A week or so ago, we heard that it would likely be Craig or Phillip Evans behind Bell, spending some time at first base and perhaps at DH, if a ruling on the latter is ever passed down. It appears it will be Evans. Craig only played in two games in a Pirates’ uniform, logging four at-bats, and no hits.

As we know, the reason for this writing is because Craig was designated for assignment in order to clear space for pitcher Ashton Goudeau, a former Colorado Rockies’ reliever. The 28-year-old only appeared in four games to pitch 8.1 innings in the Mile High City. Over that short stint, his ERA was 7.56.

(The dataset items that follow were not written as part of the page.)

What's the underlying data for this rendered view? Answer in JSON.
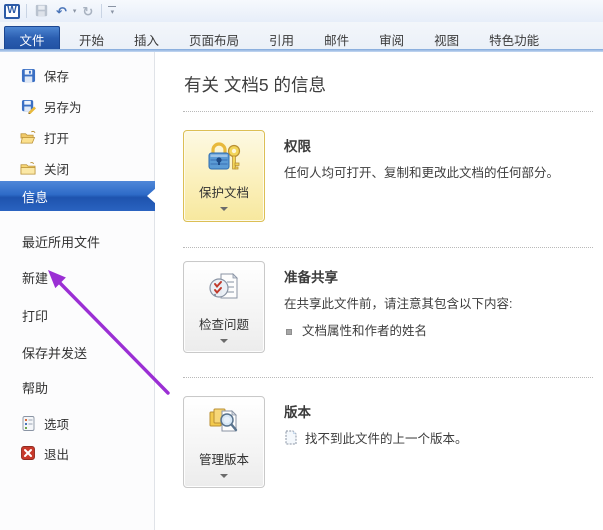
{
  "titlebar": {
    "icons": [
      {
        "name": "word-logo",
        "glyph": "W"
      },
      {
        "name": "save-icon"
      },
      {
        "name": "undo-icon",
        "glyph": "↶"
      },
      {
        "name": "undo-dropdown",
        "glyph": "▾"
      },
      {
        "name": "redo-icon",
        "glyph": "↻"
      },
      {
        "name": "customize-quick-access-icon",
        "glyph": "▾"
      }
    ]
  },
  "ribbon": {
    "tabs": [
      {
        "label": "文件",
        "active": true
      },
      {
        "label": "开始"
      },
      {
        "label": "插入"
      },
      {
        "label": "页面布局"
      },
      {
        "label": "引用"
      },
      {
        "label": "邮件"
      },
      {
        "label": "审阅"
      },
      {
        "label": "视图"
      },
      {
        "label": "特色功能"
      }
    ]
  },
  "sidebar": {
    "top_items": [
      {
        "label": "保存",
        "icon": "save-icon"
      },
      {
        "label": "另存为",
        "icon": "save-as-icon"
      },
      {
        "label": "打开",
        "icon": "open-folder-icon"
      },
      {
        "label": "关闭",
        "icon": "close-folder-icon"
      }
    ],
    "menu_items": [
      {
        "label": "信息",
        "selected": true
      },
      {
        "label": "最近所用文件"
      },
      {
        "label": "新建"
      },
      {
        "label": "打印"
      },
      {
        "label": "保存并发送"
      },
      {
        "label": "帮助"
      }
    ],
    "bottom_items": [
      {
        "label": "选项",
        "icon": "options-icon"
      },
      {
        "label": "退出",
        "icon": "exit-icon"
      }
    ]
  },
  "content": {
    "title": "有关 文档5 的信息",
    "sections": [
      {
        "heading": "权限",
        "button_label": "保护文档",
        "button_icon": "protect-document-icon",
        "description": "任何人均可打开、复制和更改此文档的任何部分。"
      },
      {
        "heading": "准备共享",
        "button_label": "检查问题",
        "button_icon": "check-for-issues-icon",
        "description": "在共享此文件前，请注意其包含以下内容:",
        "bullet": "文档属性和作者的姓名"
      },
      {
        "heading": "版本",
        "button_label": "管理版本",
        "button_icon": "manage-versions-icon",
        "description": "找不到此文件的上一个版本。"
      }
    ]
  },
  "annotation": {
    "type": "arrow",
    "points_to": "新建",
    "color": "#9b2fd4"
  },
  "colors": {
    "file_tab_blue": "#2a5db0",
    "selected_item_blue": "#2e6bc8",
    "protect_button_yellow": "#f7e89e",
    "annotation_purple": "#9b2fd4"
  }
}
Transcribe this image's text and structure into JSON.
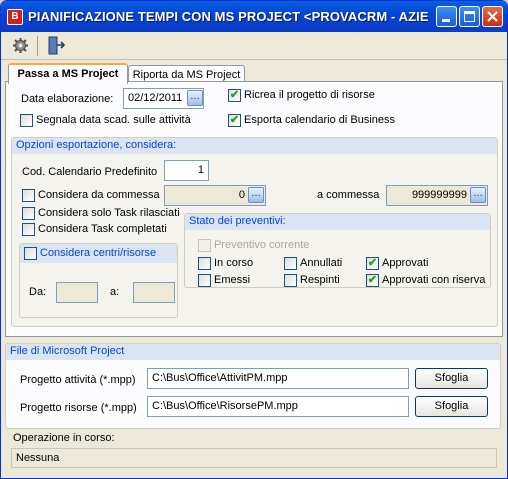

Goudeau appears to be a choice to hold the team over until something better comes along. At 28, Goudeau doesn’t figure into the Pirates’ future very much and in order to flex him in on the 40 man roster, someone had to go. Craig was the odd man out.

The Pirates may not have had much of a future for the increasingly aged minor league first baseman, but for him to be expendable for an even further aging reliever that’ll be gone — or likely retired — by the next time the Pirates are competitive seems odd. Normally, it’s been moderately easy to understand what the Pirates are doing. In this instance, it’s a challenge for me to figure out the meaning behind the moves. While the Pirates may not have seen much use for Craig, to use his 40-man spot on a reliever who hasn’t shown much potential (4.81 ERA over eight minor league seasons) doesn’t have an obvious silver lining.

Alas, perhaps there’s something more going on behind the scenes that I’m not privy to, but my guess is the Pirates didn’t see a future with Craig and wanted bullpen flexibility in another bridge year.